Als ik mij slecht voel, dan moet ik echt even die kant op. Rein van Duijnhoven vertelt het met een knipoog, maar spreekt de waarheid. Op het moment dat de voormalige doelman van VfL Bochum over zijn club spreekt, dan begint het hevig te kriebelen.
Foto: Archief Panenka Magazine
Doelman. Recordhouder. Cultheld. Grote man tussen de fans. Man van een biertje en sigaretje. Noem in Bochum één keer zijn naam en mensen gaan stralen. Zeven jaar lang stond hij er onder de lat. En in die zeven jaar verwierf hij een heldenstatus. “Je wordt in Duitsland, in tegenstelling tot in Nederland, snel op een voetstuk geplaatst – en dat blijft zo. Ik kom er tien centimeter groter weer vandaan.”
Over een voetstuk gesproken. Erwin Koen is een levende legende bij Rot-Weiss Essen. “Er is iemand die een juichfoto van mij op zijn arm heeft laten tatoeëren. Dat is toch kicken?” Trots laat hij de foto van de tattoo zien. Koen speelde vijf jaar in dienst van Essen, de club waar éénmalig Oranje-international Willi Lippens een nog grotere legende is. Wanneer Koen in de buurt van het stadion komt, beginnen de Essen-fans bij herkenning meteen te zingen. ‘Erwiiiiiin’, klinkt het dan luidkeels.
In het dit jaar verschenen boek 'Voetbalgek Ruhrgebied' duiken Martijn Visscher (1981) en Alexander Drost (1989) in de wereld van voetbal in het Ruhrgebied, met uiteraard talloze Nederlandse connecties. Aan de hand van acht voetbalclubs (Borussia Dortmund, Schalke 04, VfL Bochum, Rot-Weiss Essen, MSV Duisburg, Rot-Weiss Oberhausen, SG Wattenscheid 09 en Westfalia Herne) word je als lezer door de auteurs het zo bijzondere gebied ingezogen. Visscher en Drost zijn de trotse eigenaren van voetbalwebsite Bananenflanke.nl, de Nederlandse website over het Duitse voetbal.
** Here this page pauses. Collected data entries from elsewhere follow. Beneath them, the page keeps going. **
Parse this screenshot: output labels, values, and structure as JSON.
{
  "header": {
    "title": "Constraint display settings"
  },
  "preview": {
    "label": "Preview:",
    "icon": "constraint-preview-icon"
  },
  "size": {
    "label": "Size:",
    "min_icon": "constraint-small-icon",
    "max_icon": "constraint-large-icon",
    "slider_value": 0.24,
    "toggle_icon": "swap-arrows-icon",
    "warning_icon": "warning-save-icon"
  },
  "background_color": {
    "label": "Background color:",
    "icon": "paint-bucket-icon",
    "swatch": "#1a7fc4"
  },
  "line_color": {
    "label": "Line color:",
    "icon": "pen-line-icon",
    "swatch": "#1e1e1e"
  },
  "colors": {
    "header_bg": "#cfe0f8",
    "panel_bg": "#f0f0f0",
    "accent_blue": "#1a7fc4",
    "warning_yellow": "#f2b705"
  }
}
Foto: Archief Panenka Magazine
Het Ruhrgebied is bijzonder. Het is een aaneenschakeling van steden, wegen en natuurlijk voetbalclubs. Nergens vinden er zoveel voetbalderby’s plaats als in dit dichtbevolkte gebied. Het spel en de geschiedenis zijn nauw met elkaar verbonden: leven is werken, werken is leven en voetbal is leven. De mijnwerkersmentaliteit is iedere dag nog zichtbaar en op het voetbalveld is dat niet anders. Supporters vragen hun spelers werkelijk alles te geven. Heb je dat gedaan, dan is het resultaat vaak nog ondergeschikt.
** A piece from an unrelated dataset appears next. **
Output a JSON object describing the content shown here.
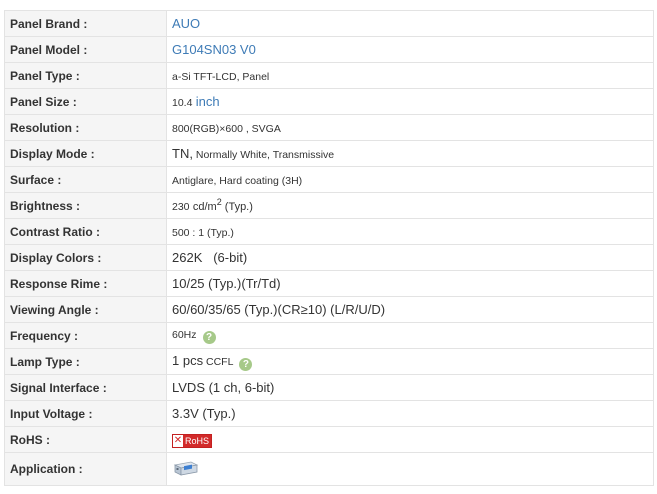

Ondanks dat het om een relatief klein gebied gaat zijn de verschillen tussen de acht clubs immens. In Dortmund zijn ze niets anders meer gewend dan het miljardenbal van de Champions League, terwijl eeuwige rivaal Schalke 04 tegenwoordig ploetert in de Tweede Bundesliga. In Bochum zijn ze al een paar jaar weer heel blij met Bundesliga-voetbal, terwijl Essen nog altijd als de schlafende Riese, ofwel de slapende reus wordt gezien. En wat te denken van Duisburg? Jarenlang een club van formaat en nog altijd spelend in een stadion met een capaciteit van 31.500 toeschouwers. Nu is het aanpoten en oppassen dat de Zebra’s niet uit het profvoetbal verdwijnen.
In Oberhausen zien ze graag voetbal op het derde niveau, maar de financiën om structureel hoger dan de Regionalliga West te acteren ontbreken gewoonweg. Het verhaal van Wattenscheid is ook bijzonder. Daar vertelt Ali Ibrahim (die kennen ze bij De Graafschap nog goed) meer over. Hij maakte de gloriejaren in de Bundesliga (1990-1994) mee. Zo’n dertig jaar later hangt de vlag in het fameuze Lohrheidestadion er heel anders bij. Het voortbestaan van de club heeft vaker op de tocht gestaan. Nog altijd wordt er gewoon gevoetbald, net als in Herne met een stadion dat een lustobject is voor iedere voetballiefhebber. Voetbal in het Ruhrgebied, het land van de duizend derby’s, is ook anno 2024 bij al die hondstrouwe fans, waarvan ook een deel uit Nederland, een wezenlijk onderdeel van het dagelijkse leven. Voetbal in het Ruhrgebied is simpelweg cult.